Index Mappings
OpenSearch index mappings define how documents and their fields are stored and indexed. In Timesketch, these mappings are crucial for ensuring that data from various sources (like Plaso, CSV, or JSONL) is searchable, filterable, and correctly typed.
How Timesketch Uses Mappings
When a new timeline is created (e.g., during a Plaso or CSV import), Timesketch
creates a new OpenSearch index per import type (Plaso or CSV/JSONL). The schema
for this index is defined by mapping files located in the data/ directory of
the repository.
- plaso.mappings: Used for
.plasofile imports. - generic.mappings: Used for CSV and JSONL file imports.
These files contain OpenSearch Index Mappings that tell OpenSearch how to treat specific field names.
Key Field Types and Tuning
Understanding the difference between field types is essential for tuning your Timesketch instance.
Keyword vs. Text
- Keyword: Used for exact matches, sorting, and aggregations (e.g., IDs, usernames, filenames).
- Text: Used for full-text search. The content is analyzed (tokenized into words) before indexing.
- Wildcard: Used for substring search.
In Timesketch, many fields are mapped as both text (for searching) and keyword
(for filtering) using multi-fields.
The ignore_above Limitation
By default, Timesketch (and OpenSearch) sets ignore_above: 256 for keyword sub-fields.
"keyword": {"type": "keyword", "ignore_above": 256}
What this means for a Timesketch user:
If a field's value exceeds 256 characters, OpenSearch will not index it as a keyword.
* Impact: The event will still be searchable via full-text search, but it will not appear in filter results or exact match queries targeting the .keyword sub-field.
* Adjustment: If you have long fields (e.g., long URLs or command lines) that you need to filter on exactly, you may need to increase this limit in the mapping files.
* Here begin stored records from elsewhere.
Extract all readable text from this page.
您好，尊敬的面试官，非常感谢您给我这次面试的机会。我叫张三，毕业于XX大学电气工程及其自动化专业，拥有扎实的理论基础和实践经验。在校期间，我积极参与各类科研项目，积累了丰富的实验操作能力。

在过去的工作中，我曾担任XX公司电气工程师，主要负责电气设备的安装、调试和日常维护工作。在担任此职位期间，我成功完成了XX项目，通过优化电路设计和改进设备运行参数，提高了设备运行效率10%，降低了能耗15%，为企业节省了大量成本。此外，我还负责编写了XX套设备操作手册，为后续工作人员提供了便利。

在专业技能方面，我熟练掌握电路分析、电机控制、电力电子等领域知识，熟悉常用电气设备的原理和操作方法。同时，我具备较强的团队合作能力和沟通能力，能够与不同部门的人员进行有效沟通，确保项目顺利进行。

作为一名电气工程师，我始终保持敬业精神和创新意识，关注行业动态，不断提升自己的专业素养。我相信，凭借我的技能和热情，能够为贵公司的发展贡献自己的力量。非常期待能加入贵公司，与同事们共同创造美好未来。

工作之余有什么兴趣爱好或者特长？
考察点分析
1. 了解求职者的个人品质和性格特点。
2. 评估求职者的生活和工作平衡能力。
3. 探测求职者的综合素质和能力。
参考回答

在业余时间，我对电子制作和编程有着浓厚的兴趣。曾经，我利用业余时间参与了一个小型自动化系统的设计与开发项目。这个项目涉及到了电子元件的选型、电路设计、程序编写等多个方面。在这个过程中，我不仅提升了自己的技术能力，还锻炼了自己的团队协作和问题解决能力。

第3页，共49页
Note that increasing this significantly can increase index size and memory usage.
Wildcard Matches in Keyword Fields
Historically, keyword fields were used in Timesketch to perform wildcard
matches (e.g., message.keyword:*searchterm*). While effective for short
strings, this becomes slow and resource-intensive on large datasets or long
strings.
Native Wildcard Search Mode
Timesketch now includes a dedicated Wildcard Search Mode that leverages the
OpenSearch wildcard field type.
How it works
The plaso.mappings and generic.mappings files now include a wildcard
sub-field for string data:
"fields": {
"keyword": {"type": "keyword", "ignore_above": 256},
"wildcard": {"type": "wildcard"}
}
The Wildcard Field Type is optimized for leading and trailing wildcard patterns.
Enabling Wildcard Search
When using the Timesketch API or the Search UI, you can enable "Wildcard Search Mode". When active:
- Timesketch inspects the index mappings to see which fields support the
wildcardtype. - It translates your query into native OpenSearch
wildcardqueries targeting those sub-fields. - This results in faster and more reliable wildcard matching compared to traditional keyword-based regex searches.
Applying Changes to Mappings
If you modify plaso.mappings or generic.mappings:
- New Timelines: The changes will apply automatically to any timeline created after the file was updated.
- Existing Timelines: Mappings are immutable in OpenSearch. To apply changes to existing data, you must either:
- Delete the timeline and re-import it.
- Use the OpenSearch Reindex API to move data to a new index with the updated schema.
For more advanced configurations, refer to the official OpenSearch documentation on Mappings.